Walmart went with VusionGroup's (formerly SES-imagotag) VUSION series. The system uses E Ink e-paper displays, Bluetooth Low Energy communication, and runs on their proprietary VUSION OS. VusionGroup has been in this space for decades and already works with retailers like Carrefour and Walmart's European competitors, so the partnership wasn't exactly a surprise when it was announced.
So how does it actually work?
Price Updates
Price updates are the most obvious pain point. A single Walmart store has over 100,000 items. Swapping out traditional paper labels used to take forever-employees would print out new tags, grab a cart, and walk the entire store replacing them one by one.

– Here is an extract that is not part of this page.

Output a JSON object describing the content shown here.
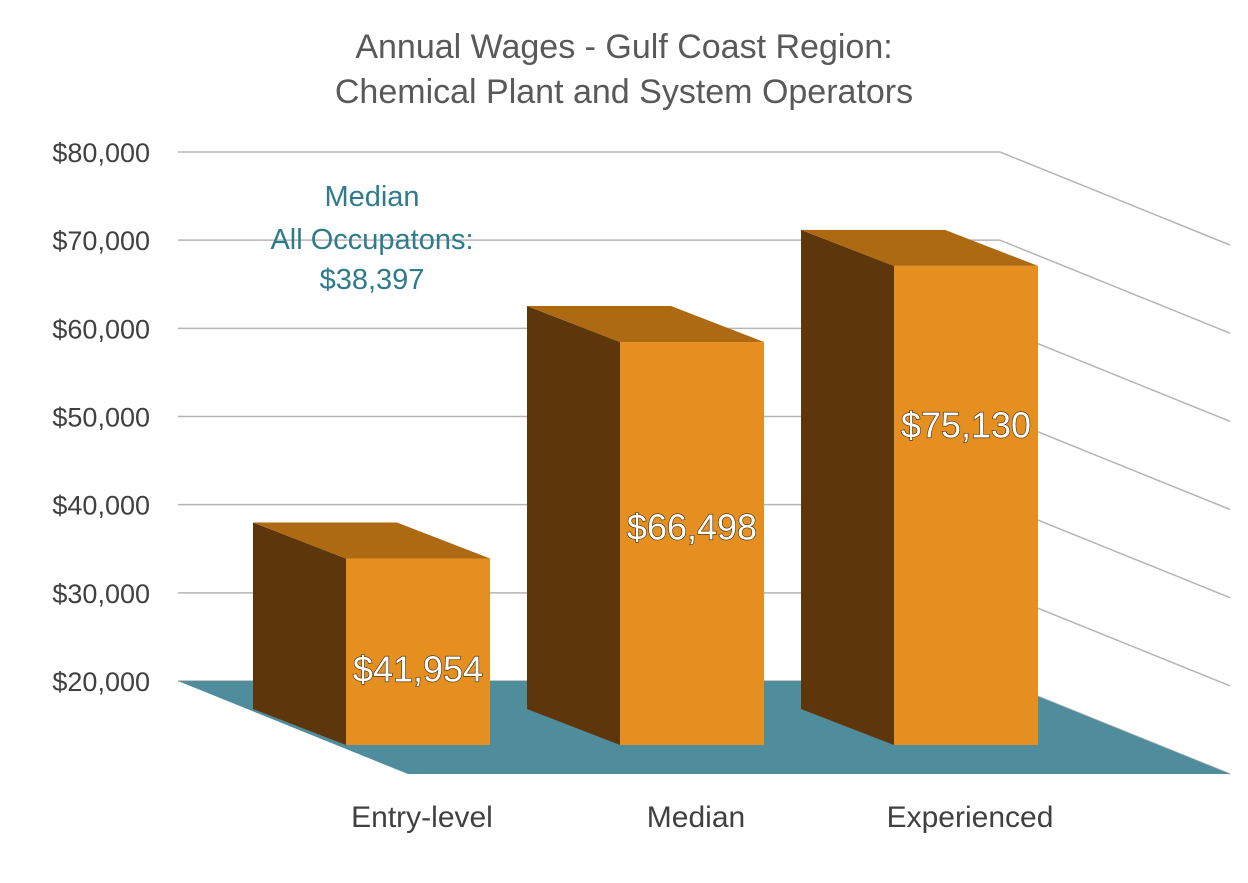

During a major sale event or a company-wide price adjustment, this could eat up dozens of labor hours per store. Now the entire process can be completed in minutes, with tens of thousands of labels updating wirelessly at the same time. The store manager pushes a button, and by the time they finish their coffee, every shelf in the building shows the new prices.

Technical Infrastructure

The technical side is what would be expected for Bluetooth implementations. They've got these base stations scattered around the store that talk to all the labels at once. BLE made sense here-doesn't kill the battery, doesn't need much data since you're just sending price changes. The VUSION OS handles all the coordination behind the scenes. There's probably some retry thing happening for labels that don't get the signal the first time. With 100,000 labels some of them are going to be stuck behind a pallet or something.
Display Technology
The screens are basically Kindle screens. E-reader batteries last forever because they only use power when the display actually changes. Works fine under those awful fluorescent lights and you can read them from whatever angle.
LED Locator Feature
There's also a feature where the labels blink. They've got little LEDs on them, and when someone's restocking or picking online orders they can scan a product and the right label starts flashing so they can find it. The LEDs are different colors. Red and green for sure, maybe one more. It apparently helps people find stuff faster instead of wandering around confused, which happens a lot when seasonal items get shuffled around to random endcaps. It improved picking times by like 30% but that was probably from VusionGroup's own marketing so who knows.

Pricing Accuracy

Pricing accuracy matters because a lot of money gets wasted on this. With paper labels, mismatches happen constantly. A product goes on sale but the old tag stays up. A price change gets entered in the system but nobody walks the floor to swap out the label. The customer sees one price on the shelf, gets to checkout, and the register says something different. Now you've got a frustrated customer, an employee doing a price override, maybe a manager getting called over-all for a two dollar discrepancy. Multiply that by thousands of stores and millions of transactions, and the cost of pricing errors becomes substantial. With ESL, the shelf price and the system price are always synced, so that entire category of problems just goes away. At a conference last year, a Walmart VP said ESL "simplified daily activities for store teams." Other executives mentioned operational consistency across stores and reduced pricing errors-which apparently cost retailers more than you'd think.
NFC and QR Code Integration
There's NFC and QR code stuff too. Bring your phone close and it redirects you to product information-nutrition details, ingredient lists, whatever. Whether Walmart actually does personalized coupons through these hasn't been confirmed, but the hardware supports it.
Rollout Plans
Walmart started the rollout in 2024 and announced plans to deploy ESL across approximately 2,300 stores. VusionGroup won this contract over competitors like Pricer and Displaydata. The VUSION platform has been deployed at scale in European retail for years, so Walmart could look at real-world performance data rather than relying on pilot projections.